A cura della Redazione

Sono il primo di tre fratelli, figli di un medio imprenditore dell’arte bianca che ha svolto il suo lavoro dal 1945 ai primi anni ‘80, fondando una società, unitamente al cognato, di rappresentanze di semole di grano duro con annesso deposito, dove venivano scaricati autotreni di farina ed altri sfarinati, ubicato in Via Molini Idraulici.

La nostra vita, specialmente durante le feste a scuola, si svolgeva nel deposito pieno di sacchi di farina, saltando da una fila all’altra dei sacchi. Giochi innocenti di bimbi del dopoguerra che non avevano altro cui dedicarsi.

Dall’età di 15 anni ho iniziato a raccogliere le etichette, cucite ai sacchi di farina, dei vari molini che scaricavano nel nostro deposito. C’erano etichette di molini di ogni parte d’Italia che avevano i rappresentanti in Campania.
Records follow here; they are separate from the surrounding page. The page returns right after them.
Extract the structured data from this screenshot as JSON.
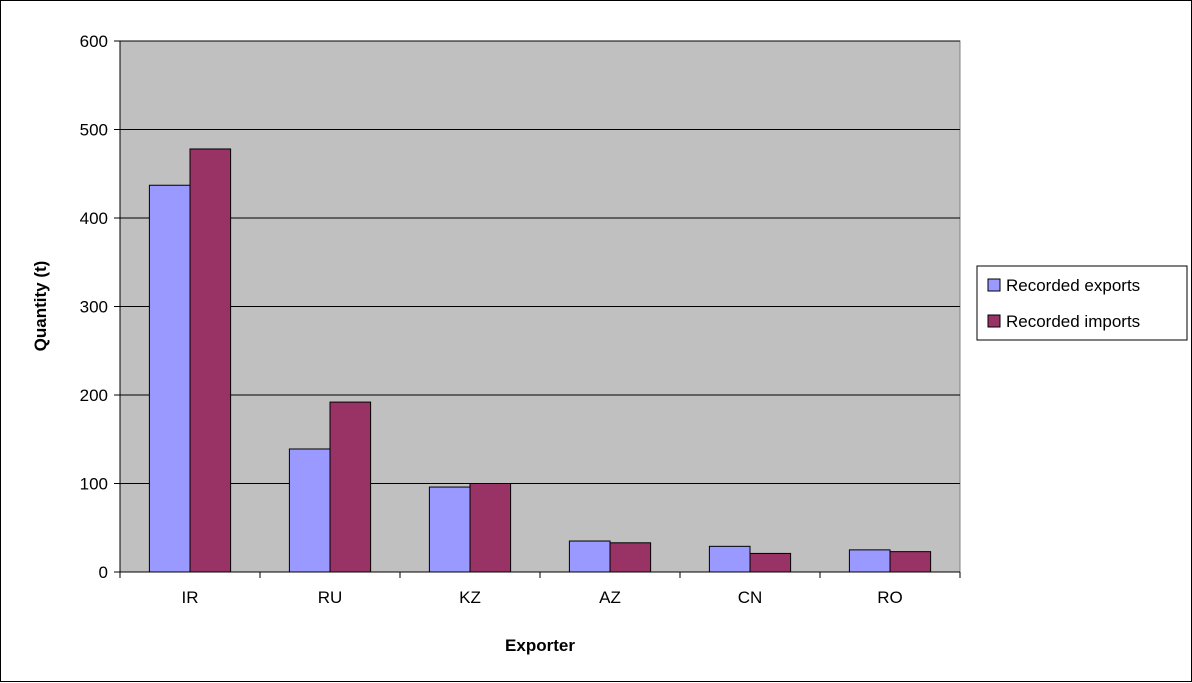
{
  "chart_data": {
    "type": "bar",
    "title": "",
    "xlabel": "Exporter",
    "ylabel": "Quantity (t)",
    "categories": [
      "IR",
      "RU",
      "KZ",
      "AZ",
      "CN",
      "RO"
    ],
    "series": [
      {
        "name": "Recorded exports",
        "values": [
          437,
          139,
          96,
          35,
          29,
          25
        ],
        "color": "#9999ff"
      },
      {
        "name": "Recorded imports",
        "values": [
          478,
          192,
          100,
          33,
          21,
          23
        ],
        "color": "#993366"
      }
    ],
    "ylim": [
      0,
      600
    ],
    "yticks": [
      "0",
      "100",
      "200",
      "300",
      "400",
      "500",
      "600"
    ],
    "grid": true,
    "plot_background": "#c0c0c0",
    "legend_position": "right"
  }
}
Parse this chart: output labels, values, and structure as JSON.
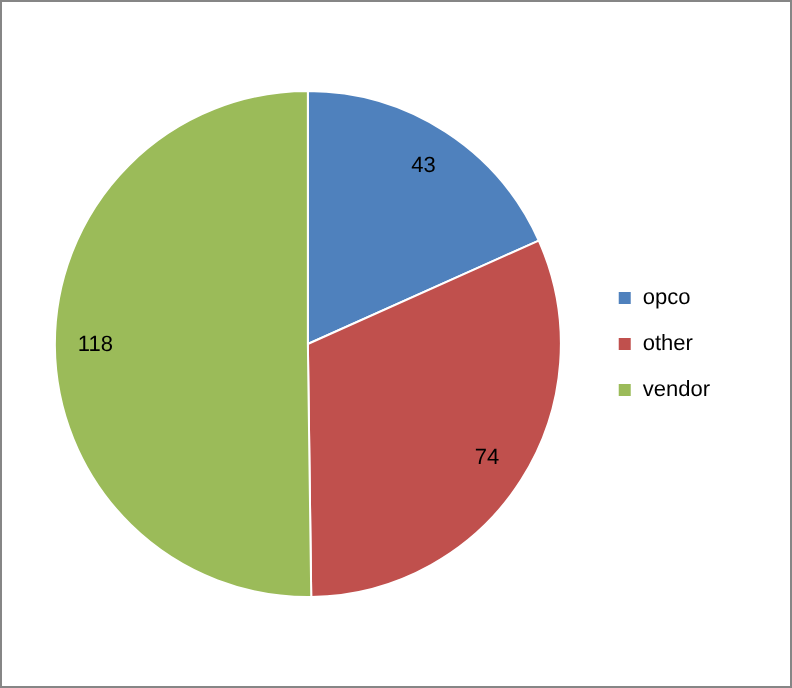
{
  "chart_data": {
    "type": "pie",
    "categories": [
      "opco",
      "other",
      "vendor"
    ],
    "values": [
      43,
      74,
      118
    ],
    "colors": [
      "#4f81bd",
      "#c0504d",
      "#9bbb59"
    ],
    "data_labels": true,
    "legend": "right"
  }
}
Di domenica nostro padre era solito portarci al “Circolo Sociale” dove comprava i gelati e noi ragazzi, unitamente ad altri ragazzi, figli di colleghi di papà, giocavamo nei due salottini posti all’ingresso del sodalizio. Salottini che durante la settimana venivano usati dai rappresentanti di sfarinati e industriali pastai per ricevere clienti per affari.

Ho sempre collezionato libri su Torre e sull’arte bianca; ho apprezzato nei vari anni le visite alle strade dei pastifici; ho partecipato al primo Pastafest di Gragnano dove, invitati, nello spazio riservato al pastificio Liguori, seguimmo la manifestazione ed ebbi un fremito di vergogna quando fu invitato a parlare sul palco il sindaco Francesco Maria Cucolo, quasi a dimostrare l’importanza di Gragnano rispetto a Torre Annunziata.

Ho partecipato alla stesura della tesi di laurea di mio figlio e il professor Mauro Sciarelli volle una parte della stessa dedicata al pastificio Setaro, che ne conserva una copia, ed all’arte bianca di Torre Annunziata.

Ho apprezzato molto il compianto Antonio Giordano, autore del libro “L’arte bianca di Torre dell’Annunziata”, che ha speso una vita per la creazione di un museo della pasta a Torre Annunziata con antichi macchinari che conservava nel suo palazzo ed una miriade di etichette di stabilimenti molitori e pastai. Ha combattuto contro i molini al vento – mai frase fu così appropriata – ma non ci fu niente da fare - frase sempre di moda a Torre: abbiamo i problemi.

Ho comprato da poco il libro del prof. Valerio Bigano, “Pasta. Il primo d’Italia”, in cui è citato l’amico Salvatore Cardone, insieme ad altri scrittori torresi come Vincenzo Marasco, Giuseppe Mesisca e Vincenzo Amorosi.  Alle pagine 170 e seguenti, dedicate alla nostra città, ho scoperto che negli anni ‘30 –‘40 tra i cento mestieri svolti dalle maestranze torresi nei molini e pastifici nonché al porto lavoravano circa 10.000 operai che con le loro famiglie arrivavano a sfamare 40.000 nostri bisnonni e nonni.

La raccolta di etichette di pastifici che nessuno ricorda hanno risalto in tutto il libro in ordine alfabetico e la cosa da evidenziare è che nell’indice la voce Torre Annunziata sovrasta tutte le altre.

Desidero chiedere all’amico Cardone, cosa che farò anch’io, in primis, di far venire a Torre l’autore del libro, spese di trasferta sostenute da uno sponsor, per una conferenza pubblica sul libro. Spero che l’assessore alla cultura Anna Vitiello si faccia promotrice di questo evento, anche per far capire ai giovani quanto l’arte bianca ha rappresentato per la città, con la speranza che la casa editrice del prof. Bigano possa in futuro stampare una copia più economica.

Chiudo ricordando le parole di papà che si arrabbiava se nei miei 12 anni trascorsi in Toscana non prendevo una settimana di ferie il 22 ottobre, dicendo “devi amare la tua città, la più bella che c’è”.